Last Updated: 2017-06-05 22:01:23 UTC
by Didier Stevens (Version: 1)
Malware authors often encode their malicious payload, to avoid detection and make analysis more difficult.
I regurlarly see payloads encoded with the XOR function. Often, they will use a sequence of bytes as encoding key. For example, let's take Password as encoding key. Then the first byte of the payload is XORed with the first byte of the key (P), the second byte of the payload is XORed with the second byte of the key (a), and so on until all bytes of the key have been used. And then we start again with the first byte of the key: the ninth byte of the payload is XORed with the first byte of the key (P), ...
Let's see what this gives with a Windows executable (a PE file), like this one:
The XOR function has some interesting properties for us analysts. XOR a byte with 0x00 (zero), and you get the same byte: XOR with 0x00 is the identity function (f(x) = x).

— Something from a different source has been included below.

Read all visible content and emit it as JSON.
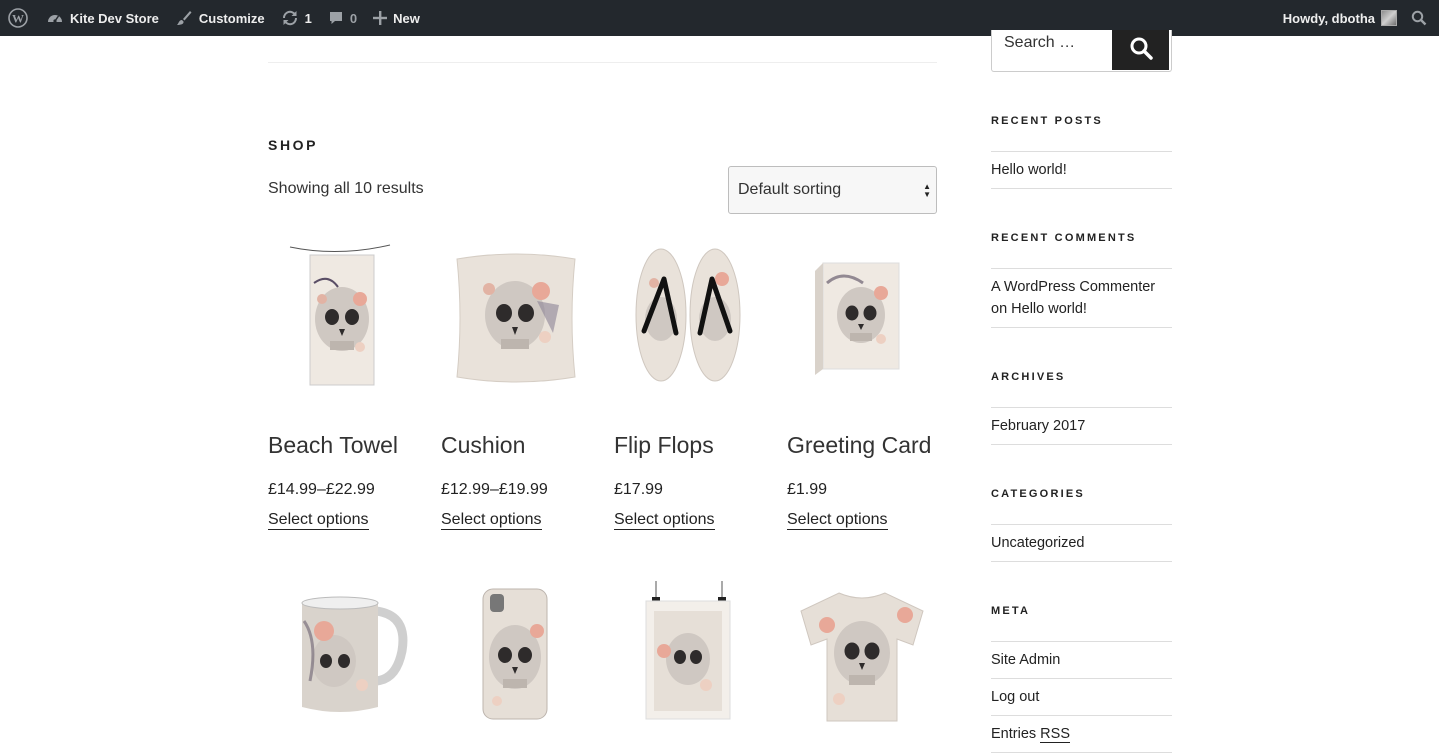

Since a normal PE file has many sequences of 0x00 bytes, an XOR encoded PE file will contain the encoding key, like here:
So just by opening a XOR encoded PE file with a binary editor, we can see the repeating key, provided that the key is smaller than the sequences of 0x00 bytes.
Second interesting property of the XOR function: if you XOR the original file (cleartext) with the encoded file (ciphertext), you get the key (or to be more precise, the keystream).
Let's take another example. We know that in many PE files, you can find the string "This program can not be run in DOS mode." in the MZ header (or something similar). Here is this encoded string in the encoded PE file:
If we XOR this encoded string with the unencoded string, we obtain the key:
So if we have the encoded file, and the partially unencoded file, we can also recover the key, provided again that the key is smaller than the unencoded text, and that we know where to line-up the encoded and unencoded text.
In a next diary entry, I will show a tool to automate this analysis process.